By Rosemary Frei, MSc
Winnipeg, Manitoba—A study on the influence of pain and catastrophizing on quality of life in patients with fibromyalgia has answered some questions and raised others.
The study was presented at the 2013 Canadian Pain Society annual meeting and involved a snapshot of correlations between scores on various health and quality-of-life measures in 229 patients with fibromyalgia who were being treated by clinicians at McGill University Health Centre in Montreal.
Of the 229, 91% were women (mean age, 48 years); of these, 35% of the patients were employed, 31% were unemployed because of fibromyalgia, and 33% were on disability.
Lead investigator Mary-Ann Fitzcharles, MD, a rheumatologist and Associate Professor of Medicine, Division of Rheumatology, McGill University Health Centre, and colleagues, found that emotional pain and catastrophizing predict poor quality of life; however, depression and anxiety are not the primary predictors of pain perception.
The only demographic value that correlated with poor scores on the McGill Pain Questionnaire, which measures sensory pain, was unemployment. Being on disability and having a longer duration of fibromyalgia were not associated with poor scores on the McGill Pain Questionnaire.

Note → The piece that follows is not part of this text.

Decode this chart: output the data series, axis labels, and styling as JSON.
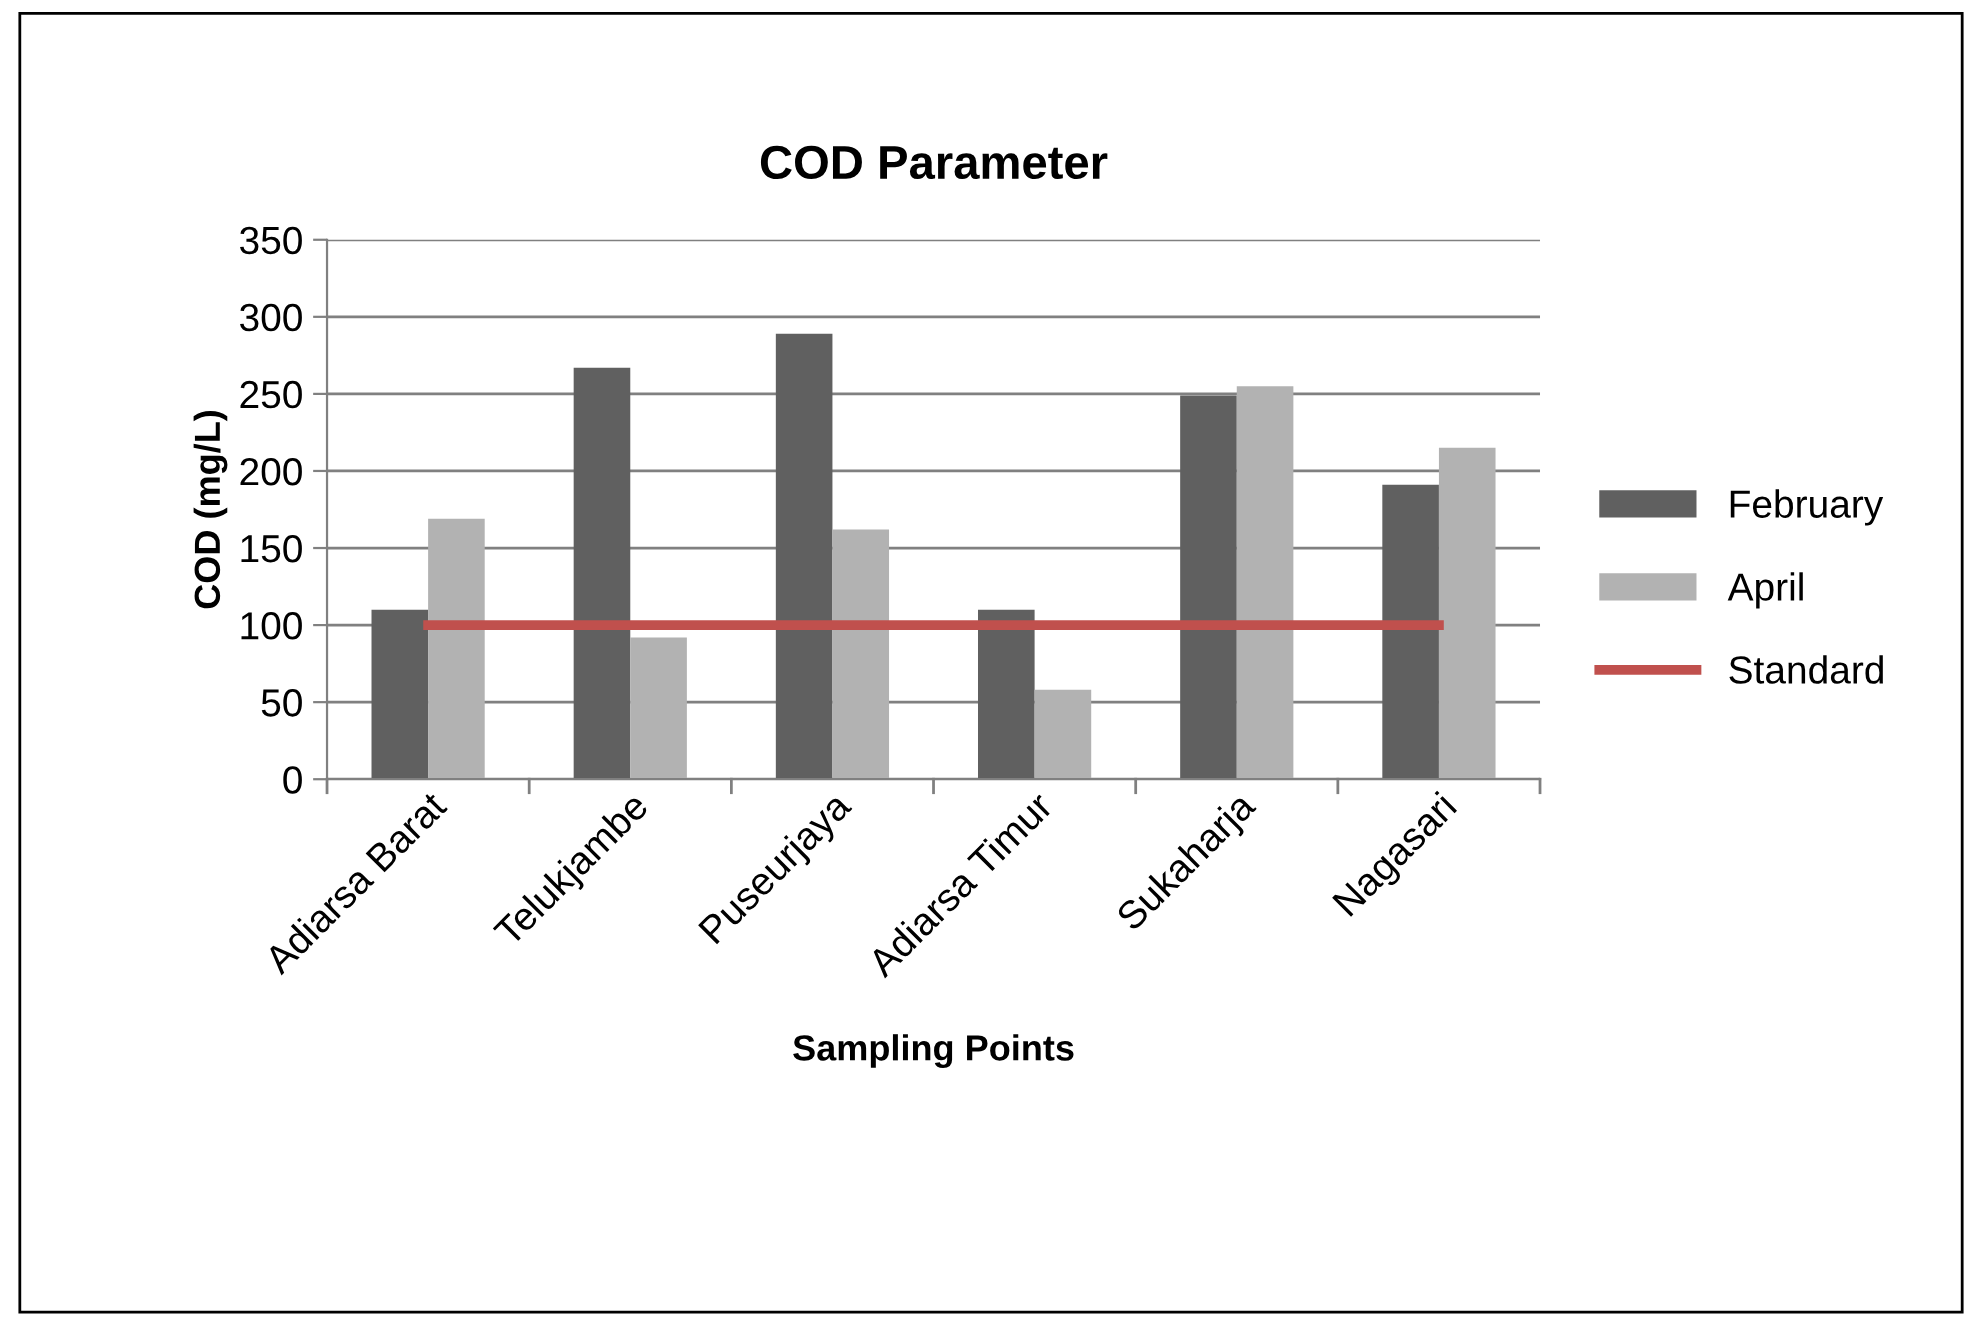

By contrast, “Different components of pain measurements seem to have distinct relationships with the various features of the global patient situation—that is, emotional pain associates with quality of life, sensory pain associates with physical function, and evaluative pain associates with global well-being,” concluded coinvestigator Neda Faregh, PhD, Adjunct Professor of Psychology at Carleton University in Ottawa.
Dr Faregh added that more research is needed to verify these results and to determine their clinical implications. It may turn out, for example, that psychological interventions targeting emotions and catastrophizing are useful adjuncts to standard pain treatments, she said.